This article was originally published on The New Stack. Part 1 and Part 2.
OpenTelemetry has been, in my opinion, one of the most engaging developments in the software community over the past few years. It’s proven incredibly valuable for instrumenting distributed systems, microservices, and complex architectures. Because of it, teams are able to understand their systems with increasing efficacy and share that understanding across the organization.
With its rapid adoption, OpenTelemetry is becoming increasingly prevalent on the frontend as well. However, we run into a problem: It feels awkward to use, particularly in the browser.
This isn’t necessarily anyone’s fault. It’s a natural consequence of having so many different languages using a single API; something is bound to feel off. The OpenTelemetry spec does state that APIs should feel idiomatic to a language, but the design awkwardness persists.

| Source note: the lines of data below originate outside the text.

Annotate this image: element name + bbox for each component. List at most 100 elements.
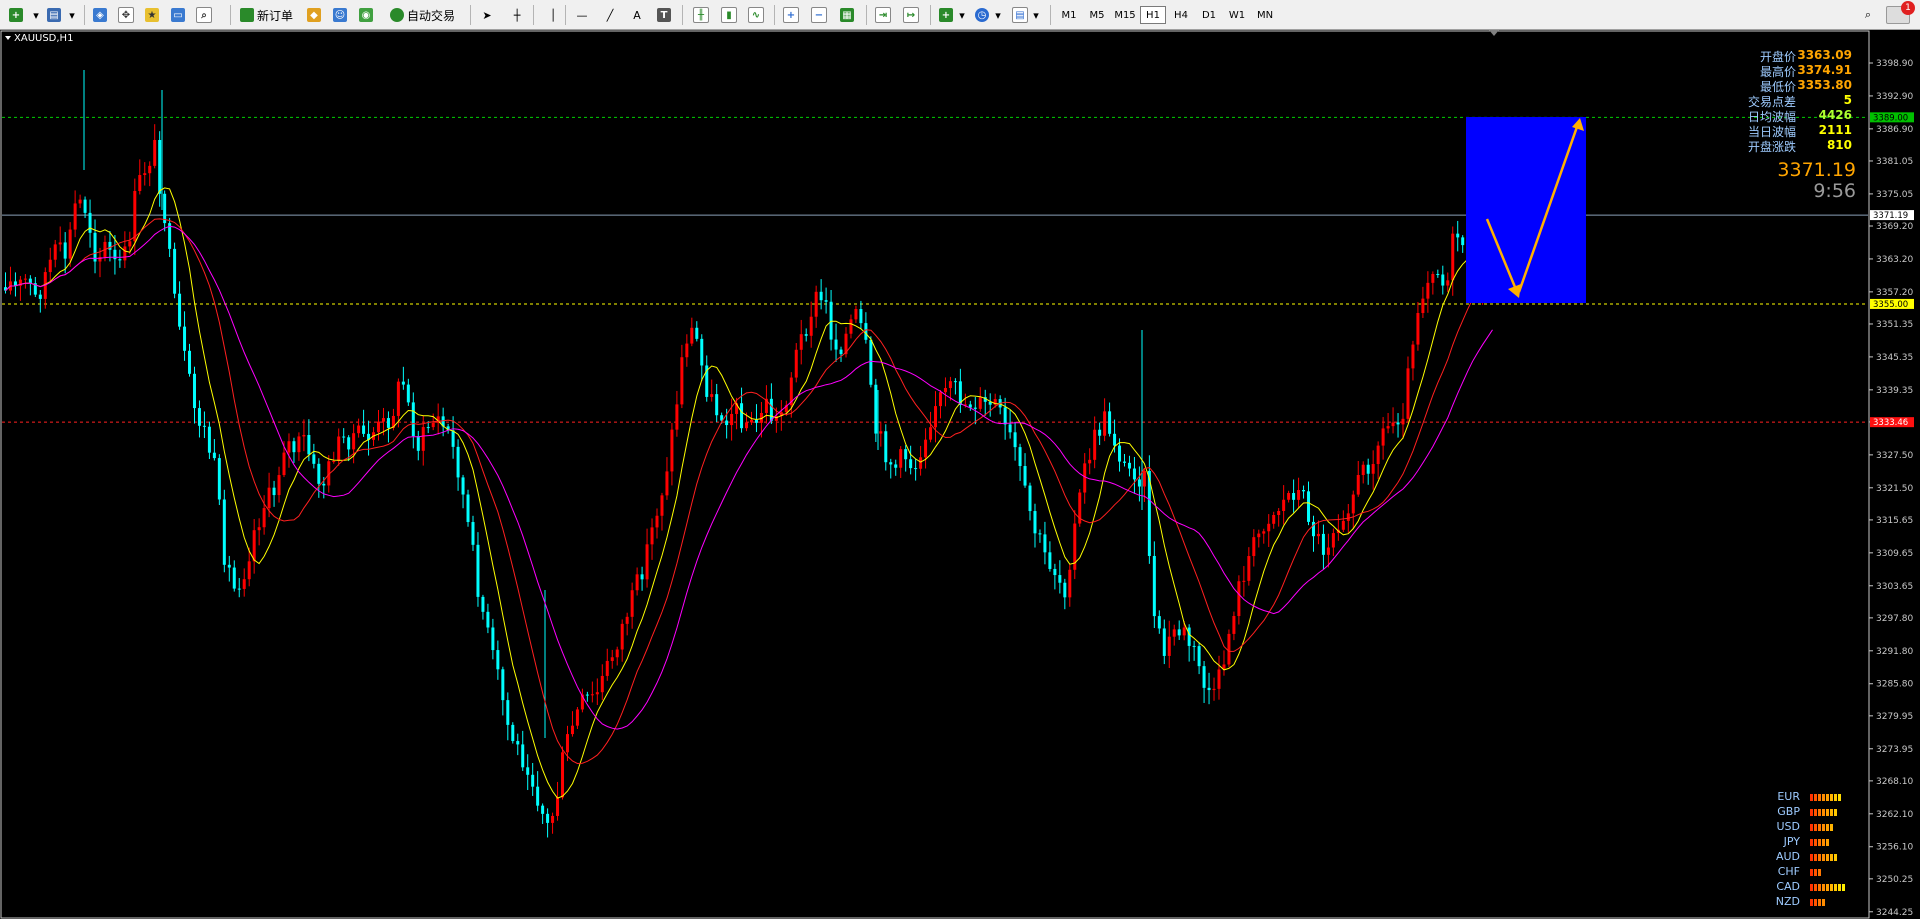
new-order-button[interactable]: 新订单 [236, 4, 297, 26]
strength-bar [1830, 794, 1833, 801]
price-axis-label: 3279.95 [1876, 712, 1913, 722]
strength-bar [1830, 824, 1833, 831]
price-axis-label: 3363.20 [1876, 255, 1913, 265]
market-icon[interactable]: ◉ [356, 4, 376, 26]
strength-bar [1818, 899, 1821, 906]
strength-bars [1810, 824, 1833, 831]
timeframe-m5[interactable]: M5 [1084, 6, 1110, 24]
currency-row: JPY [1760, 835, 1860, 849]
svg-text:3355.00: 3355.00 [1873, 300, 1908, 310]
timeframe-w1[interactable]: W1 [1224, 6, 1250, 24]
price-axis-label: 3351.35 [1876, 320, 1913, 330]
big-price: 3371.19 [1777, 159, 1856, 181]
dropdown-arrow-icon[interactable]: ▾ [988, 4, 1008, 26]
zoom-out-icon[interactable]: − [809, 4, 829, 26]
text-tool-icon[interactable]: A [627, 4, 647, 26]
currency-code: JPY [1783, 835, 1800, 848]
price-chart[interactable]: XAUUSD,H1 3398.90 3392.90 3386.90 3381.05 33… [0, 30, 1920, 919]
price-axis-label: 3321.50 [1876, 484, 1913, 494]
strength-bar [1818, 839, 1821, 846]
line-chart-icon[interactable]: ∿ [746, 4, 766, 26]
strength-bar [1834, 809, 1837, 816]
timeframe-h1[interactable]: H1 [1140, 6, 1166, 24]
price-axis-label: 3345.35 [1876, 353, 1913, 363]
strength-bar [1838, 794, 1841, 801]
price-axis-label: 3369.20 [1876, 222, 1913, 232]
dropdown-arrow-icon[interactable]: ▾ [952, 4, 972, 26]
price-axis-label: 3381.05 [1876, 157, 1913, 167]
currency-row: USD [1760, 820, 1860, 834]
dropdown-arrow-icon[interactable]: ▾ [1026, 4, 1046, 26]
strength-bar [1810, 854, 1813, 861]
signals-icon[interactable]: ☺ [330, 4, 350, 26]
timeframe-m1[interactable]: M1 [1056, 6, 1082, 24]
bar-chart-icon[interactable]: ╫ [691, 4, 711, 26]
label-tool-icon[interactable]: T [654, 4, 674, 26]
price-axis-label: 3250.25 [1876, 875, 1913, 885]
profiles-icon[interactable]: ▤ [44, 4, 64, 26]
candle [222, 489, 226, 573]
strength-bar [1834, 794, 1837, 801]
candle-countdown: 9:56 [1813, 180, 1856, 202]
strength-bar [1810, 899, 1813, 906]
strength-bars [1810, 854, 1837, 861]
auto-trade-button[interactable]: 自动交易 [386, 4, 459, 26]
cursor-icon[interactable]: ➤ [477, 4, 497, 26]
timeframe-h4[interactable]: H4 [1168, 6, 1194, 24]
dropdown-arrow-icon[interactable]: ▾ [62, 4, 82, 26]
timeframe-mn[interactable]: MN [1252, 6, 1278, 24]
dropdown-arrow-icon[interactable]: ▾ [26, 4, 46, 26]
currency-row: AUD [1760, 850, 1860, 864]
timeframe-d1[interactable]: D1 [1196, 6, 1222, 24]
svg-text:3333.46: 3333.46 [1873, 418, 1908, 428]
current-price-tag: 3371.19 [1870, 210, 1914, 221]
currency-code: GBP [1777, 805, 1800, 818]
strength-bar [1822, 839, 1825, 846]
crosshair-icon[interactable]: ┼ [507, 4, 527, 26]
currency-code: CAD [1776, 880, 1800, 893]
autoscroll-icon[interactable]: ↦ [901, 4, 921, 26]
trendline-icon[interactable]: ╱ [600, 4, 620, 26]
auto-trade-label: 自动交易 [407, 8, 456, 23]
strength-bar [1818, 884, 1821, 891]
strength-bar [1814, 809, 1817, 816]
vertical-line-icon[interactable]: │ [543, 4, 563, 26]
search-icon[interactable]: ⌕ [1858, 4, 1878, 26]
notification-badge: 1 [1901, 1, 1915, 15]
horizontal-line-icon[interactable]: — [572, 4, 592, 26]
price-axis-label: 3357.20 [1876, 288, 1913, 298]
strength-bar [1830, 809, 1833, 816]
forecast-annotation [1466, 117, 1586, 303]
info-value: 3353.80 [1797, 78, 1852, 92]
svg-text:3389.00: 3389.00 [1873, 113, 1908, 123]
candlestick-icon[interactable]: ▮ [719, 4, 739, 26]
market-watch-icon[interactable]: ◈ [90, 4, 110, 26]
zoom-in-icon[interactable]: + [781, 4, 801, 26]
strength-bar [1826, 884, 1829, 891]
currency-code: USD [1776, 820, 1800, 833]
strength-bar [1818, 854, 1821, 861]
candle [511, 722, 515, 744]
notification-button[interactable]: 1 [1884, 1, 1915, 26]
terminal-icon[interactable]: ▭ [168, 4, 188, 26]
strength-bar [1830, 854, 1833, 861]
candle [1078, 489, 1082, 527]
price-axis-label: 3273.95 [1876, 745, 1913, 755]
chart-shift-icon[interactable]: ⇥ [873, 4, 893, 26]
auto-trade-icon [390, 8, 404, 22]
strategy-tester-icon[interactable]: ⌕ [194, 4, 214, 26]
info-label: 开盘涨跌 [1747, 140, 1796, 154]
navigator-icon[interactable]: ★ [142, 4, 162, 26]
data-window-icon[interactable]: ✥ [116, 4, 136, 26]
metaeditor-icon[interactable]: ◆ [304, 4, 324, 26]
tile-windows-icon[interactable]: ▦ [837, 4, 857, 26]
timeframe-m15[interactable]: M15 [1112, 6, 1138, 24]
candle [1147, 455, 1151, 564]
price-axis-label: 3392.90 [1876, 92, 1913, 102]
new-chart-icon[interactable]: + [6, 4, 26, 26]
strength-bars [1810, 839, 1829, 846]
info-value: 3374.91 [1797, 63, 1852, 77]
currency-code: NZD [1775, 895, 1800, 908]
price-axis-label: 3297.80 [1876, 614, 1913, 624]
candle [466, 489, 470, 527]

I’m not sure why, but I suppose that when you put the needs of every community together along with the common denominator of language functionality, you inevitably end up with something that doesn’t feel quite natural in any given language.

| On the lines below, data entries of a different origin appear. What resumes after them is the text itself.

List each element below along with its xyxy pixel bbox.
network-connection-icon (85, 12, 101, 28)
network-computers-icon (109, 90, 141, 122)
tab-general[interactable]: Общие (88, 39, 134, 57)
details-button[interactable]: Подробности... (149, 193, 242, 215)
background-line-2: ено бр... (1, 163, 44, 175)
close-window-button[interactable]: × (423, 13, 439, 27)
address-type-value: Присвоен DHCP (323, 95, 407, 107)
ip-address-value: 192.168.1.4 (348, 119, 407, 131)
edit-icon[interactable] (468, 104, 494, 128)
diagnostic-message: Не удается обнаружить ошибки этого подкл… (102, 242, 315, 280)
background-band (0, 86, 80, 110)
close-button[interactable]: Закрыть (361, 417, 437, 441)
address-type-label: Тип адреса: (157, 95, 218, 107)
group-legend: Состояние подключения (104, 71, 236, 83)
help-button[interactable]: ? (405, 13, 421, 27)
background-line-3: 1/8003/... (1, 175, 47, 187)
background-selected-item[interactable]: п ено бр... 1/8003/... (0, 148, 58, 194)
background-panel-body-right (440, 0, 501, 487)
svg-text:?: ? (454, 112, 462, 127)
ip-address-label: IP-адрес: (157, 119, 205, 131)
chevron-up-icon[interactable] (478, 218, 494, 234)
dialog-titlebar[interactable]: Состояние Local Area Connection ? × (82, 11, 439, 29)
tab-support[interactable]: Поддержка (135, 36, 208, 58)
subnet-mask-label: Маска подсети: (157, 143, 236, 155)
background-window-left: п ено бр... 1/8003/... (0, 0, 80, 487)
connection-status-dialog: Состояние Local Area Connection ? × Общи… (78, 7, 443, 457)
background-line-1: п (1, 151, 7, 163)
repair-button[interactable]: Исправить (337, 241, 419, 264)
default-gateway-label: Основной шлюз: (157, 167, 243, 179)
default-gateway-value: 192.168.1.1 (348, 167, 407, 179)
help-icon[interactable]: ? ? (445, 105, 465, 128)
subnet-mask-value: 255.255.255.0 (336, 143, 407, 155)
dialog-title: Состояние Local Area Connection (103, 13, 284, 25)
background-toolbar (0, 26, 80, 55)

That said, there’s a tremendous opportunity to build on top of this foundation and provide something that frontend developers would find more ergonomic. Several languages have already done similar work: Ruby, Go, and Java have fairly ergonomic OpenTelemetry integrations, for example.
These ergonomic implementations share common factors: Language-specific functionality is used to create conveniences on top of the common API, and common control flow patterns fit naturally into the state machine that OpenTelemetry expects.

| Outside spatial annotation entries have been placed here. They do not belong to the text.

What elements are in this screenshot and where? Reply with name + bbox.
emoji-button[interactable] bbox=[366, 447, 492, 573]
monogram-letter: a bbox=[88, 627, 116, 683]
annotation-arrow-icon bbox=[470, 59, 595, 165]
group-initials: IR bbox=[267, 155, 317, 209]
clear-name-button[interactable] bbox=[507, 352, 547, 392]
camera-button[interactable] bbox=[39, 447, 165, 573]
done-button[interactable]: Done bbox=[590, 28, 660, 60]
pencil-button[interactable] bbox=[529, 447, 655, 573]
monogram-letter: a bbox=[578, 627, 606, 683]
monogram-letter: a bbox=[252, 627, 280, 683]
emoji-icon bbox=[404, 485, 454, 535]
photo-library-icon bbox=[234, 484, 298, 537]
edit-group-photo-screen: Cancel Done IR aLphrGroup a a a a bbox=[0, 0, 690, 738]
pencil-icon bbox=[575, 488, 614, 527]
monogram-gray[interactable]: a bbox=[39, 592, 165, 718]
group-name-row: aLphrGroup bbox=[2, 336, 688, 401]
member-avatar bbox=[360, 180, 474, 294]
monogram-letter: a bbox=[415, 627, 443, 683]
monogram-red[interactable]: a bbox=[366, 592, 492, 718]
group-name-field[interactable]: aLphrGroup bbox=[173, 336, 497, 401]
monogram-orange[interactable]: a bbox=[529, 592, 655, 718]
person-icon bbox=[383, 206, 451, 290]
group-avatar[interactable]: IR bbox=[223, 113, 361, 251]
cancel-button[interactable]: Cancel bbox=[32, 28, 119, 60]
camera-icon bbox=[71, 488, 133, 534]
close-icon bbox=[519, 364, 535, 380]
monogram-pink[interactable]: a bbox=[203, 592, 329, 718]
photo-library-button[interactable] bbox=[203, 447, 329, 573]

Sometimes, the language doesn’t have particularly common control flow patterns (like Haskell or Ruby), but both languages have the flexibility to shape control flow in ways that allow the instrumentation libraries to remain ergonomic despite that potential friction.
In fact, I’m going to state a bold claim: The heart of OpenTelemetry is context management, which is a concept that is intentionally separated from the rest of the spec specifically so that context can be implemented in the most sensible way for the runtime environment. Despite the intent, we don’t seem to achieve the benefits of that separation of concerns in reality.
If we are to get those benefits and unlock truly ergonomic telemetry instrumentation, developing the ability to separate the control flow that OpenTelemetry expects from the control flow that makes sense in your program is essential. If there’s one thing I’d love for people to take away from this article, it’s that we would benefit massively from disaggregating context management, data instrumentation, and control flow in our systems.
There’s a trade-off here, and it can be tricky to navigate. If you take the state machine of OpenTelemetry’s desired control flow and push it into the libraries themselves, they can become extremely cumbersome to use. On the other hand, if you rely on propagating that control flow implicitly, you’ll run into problems when OpenTelemetry’s required control flow differs from your program’s natural control flow.